La requête a été communiquée au préfet de la Seine-Saint-Denis, qui n'a pas produit de mémoire en défense.
Par ordonnance du 17 octobre 2023, la clôture d'instruction a été fixée au 3 novembre 2023.
Mme B a été admise au bénéfice de l'aide juridictionnelle totale par une décision du 28 novembre 2022.
Vu les autres pièces du dossier.
Vu :
- la convention européenne de sauvegarde des droits de l'homme et des libertés fondamentales,
- le code de l'entrée et du séjour des étrangers et du droit d'asile,
- le code de justice administrative.
La présidente de la formation de jugement a dispensé le rapporteur public, sur sa proposition, de prononcer des conclusions à l'audience.
Les parties ont été régulièrement averties du jour de l'audience.
Ont été entendus au cours de l'audience publique :
- le rapport de Mme Nour,
- et les observations de Me Haïdara, représentant Mme B, présente à l'audience.
Le préfet n'était ni présent, ni représenté.
Considérant ce qui suit :
1. Mme B, ressortissante ivoirienne née le 1er juin 2001, a sollicité le 26 octobre 2021 son admission exceptionnelle au séjour. Par un arrêté du 4 août 2022, le préfet de la Seine-Saint-Denis a refusé de lui délivrer le titre de séjour demandé, l'a obligée à quitter le territoire français dans le délai de trente jours et a fixé le pays de destination de son éloignement. Mme B demande l'annulation de cet arrêté.

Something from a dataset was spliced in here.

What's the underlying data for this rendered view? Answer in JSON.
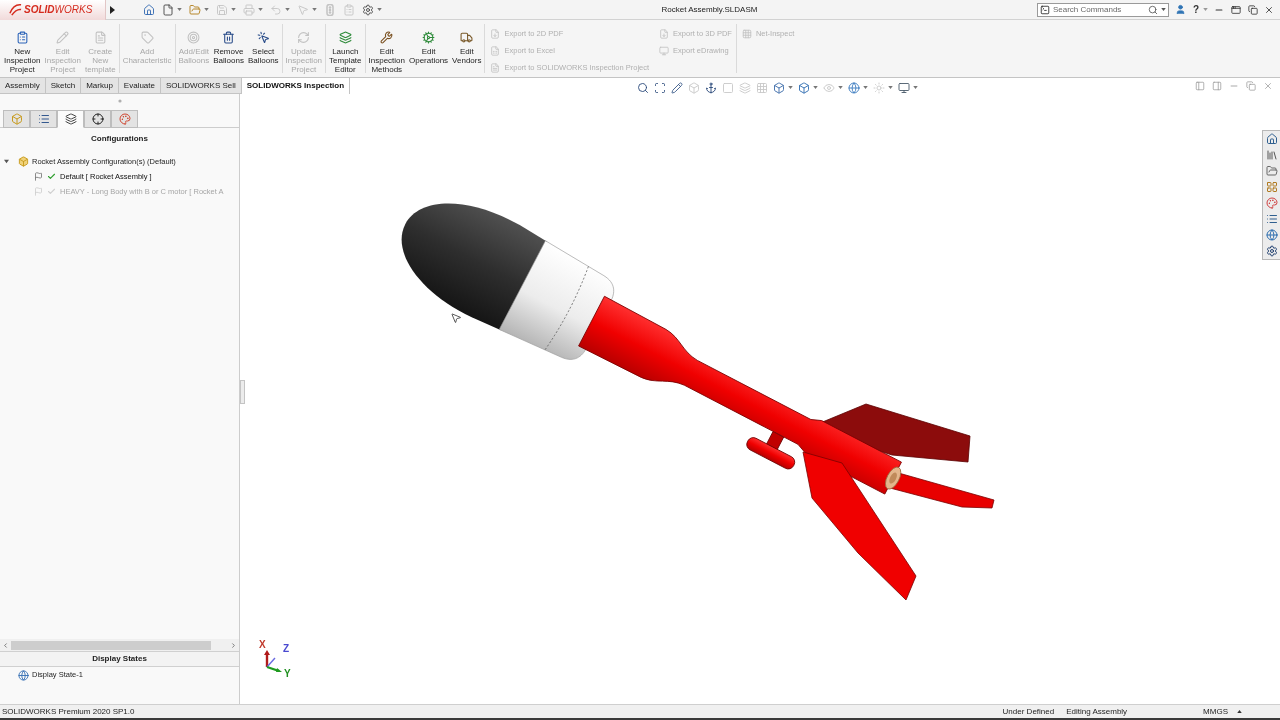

2. En premier lieu, l'arrêté attaqué comporte les considérations de droit et de fait qui en constitue le fondement. Il est ainsi suffisamment motivé. En outre, il ne ressort pas des pièces du dossier que le préfet n'aurait pas examiné sérieusement la situation personnelle de la requérante. A cet égard, il ressort des mentions de l'arrêté attaqué et des écritures mêmes de Mme B que cette dernière a formé une demande de titre de séjour sur le fondement de l'article L. 435-1 du code de l'entrée et du séjour des étrangers et du droit d'asile de sorte que la requérante, qui n'a d'ailleurs pas été prise en charge par les services de l'aide sociale à l'enfance, ne saurait reprocher au préfet de ne pas avoir examiné une demande de titre de séjour " en qualité de jeune majeure " justifiant d'un parcours scolaire assidu et sérieux. Par suite, les moyens tirés du défaut de motivation et d'examen doivent être écartés.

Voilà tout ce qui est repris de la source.